Allerdings bringt der Austritt aus der Tarifgebundenheit den Unternehmen auch Nachteile - und darauf zählen die Gewerkschaften. "Wer austritt, dem droht Unruhe in der Firma", heißt es bei der IG Metall. Denn der kollektive Flächentarif schützt die Firmen davor, dass der Konflikt in den Betrieb getragen wird. Und: Er bestimmt den Markt - so genannte "Haustarife", die von Gewerkschaft und Arbeitgeber einzeln ausgehandelt werden, liegen meist ähnlich hoch - oder sogar höher. Mit jedem einzelnen Beschäftigten zu handeln, ist für den Arbeitgeber ein oft nicht tragbarer Aufwand.
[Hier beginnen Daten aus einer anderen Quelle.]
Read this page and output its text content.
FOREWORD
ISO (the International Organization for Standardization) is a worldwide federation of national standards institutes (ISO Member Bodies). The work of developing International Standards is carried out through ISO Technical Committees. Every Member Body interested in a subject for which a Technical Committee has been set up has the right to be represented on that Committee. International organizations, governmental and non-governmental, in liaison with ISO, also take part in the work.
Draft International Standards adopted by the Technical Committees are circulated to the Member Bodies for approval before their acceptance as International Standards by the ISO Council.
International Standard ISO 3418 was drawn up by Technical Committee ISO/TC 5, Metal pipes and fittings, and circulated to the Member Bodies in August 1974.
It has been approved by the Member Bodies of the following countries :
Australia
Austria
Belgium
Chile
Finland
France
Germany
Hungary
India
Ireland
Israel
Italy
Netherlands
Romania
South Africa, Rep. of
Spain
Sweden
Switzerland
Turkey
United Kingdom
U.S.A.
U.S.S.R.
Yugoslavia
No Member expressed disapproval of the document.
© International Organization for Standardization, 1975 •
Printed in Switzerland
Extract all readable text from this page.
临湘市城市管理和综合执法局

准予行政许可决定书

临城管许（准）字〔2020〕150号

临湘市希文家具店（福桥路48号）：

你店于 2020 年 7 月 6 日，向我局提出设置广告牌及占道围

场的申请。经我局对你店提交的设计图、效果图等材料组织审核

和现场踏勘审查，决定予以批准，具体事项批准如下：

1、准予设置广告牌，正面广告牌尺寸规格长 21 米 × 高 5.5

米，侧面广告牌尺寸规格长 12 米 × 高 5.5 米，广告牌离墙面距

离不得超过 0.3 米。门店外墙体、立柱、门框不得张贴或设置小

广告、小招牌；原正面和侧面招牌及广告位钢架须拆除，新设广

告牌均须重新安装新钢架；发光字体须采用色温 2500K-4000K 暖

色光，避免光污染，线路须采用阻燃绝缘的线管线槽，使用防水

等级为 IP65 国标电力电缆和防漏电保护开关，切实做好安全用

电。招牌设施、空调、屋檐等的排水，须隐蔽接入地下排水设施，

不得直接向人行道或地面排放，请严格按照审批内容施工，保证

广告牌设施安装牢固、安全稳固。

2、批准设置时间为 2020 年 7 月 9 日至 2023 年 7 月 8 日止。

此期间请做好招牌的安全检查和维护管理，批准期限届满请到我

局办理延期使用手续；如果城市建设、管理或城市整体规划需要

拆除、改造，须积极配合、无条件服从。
Bis es ein neues Abkommen gibt, gilt der Tarifvertrag ohnehin zunächst weiter.

Experten fordern deswegen nicht die völlige Abschaffung des Flächentarifvertrages, sondern mehr Flexibilität. "Ich plädiere dafür, dass es in jedem Flächentarifvertrag eine wirksame Öffnungsklausel gibt", fordert Wolfgang Franz, Präsident des Zentrums für Europäische Wirtschaftsforschung in Mannheim. Wenn Unternehmer, Betriebsrat und die Mehrheit der Beschäftigten einverstanden seien, könnten so zum Beispiel Gewinnbeteiligunsgmodelle eingeführt werden, sagte Franz. Bleibe es beim Status quo, werde die Flucht aus der Tarifbindung weiter voranschreiten, sagte Franz.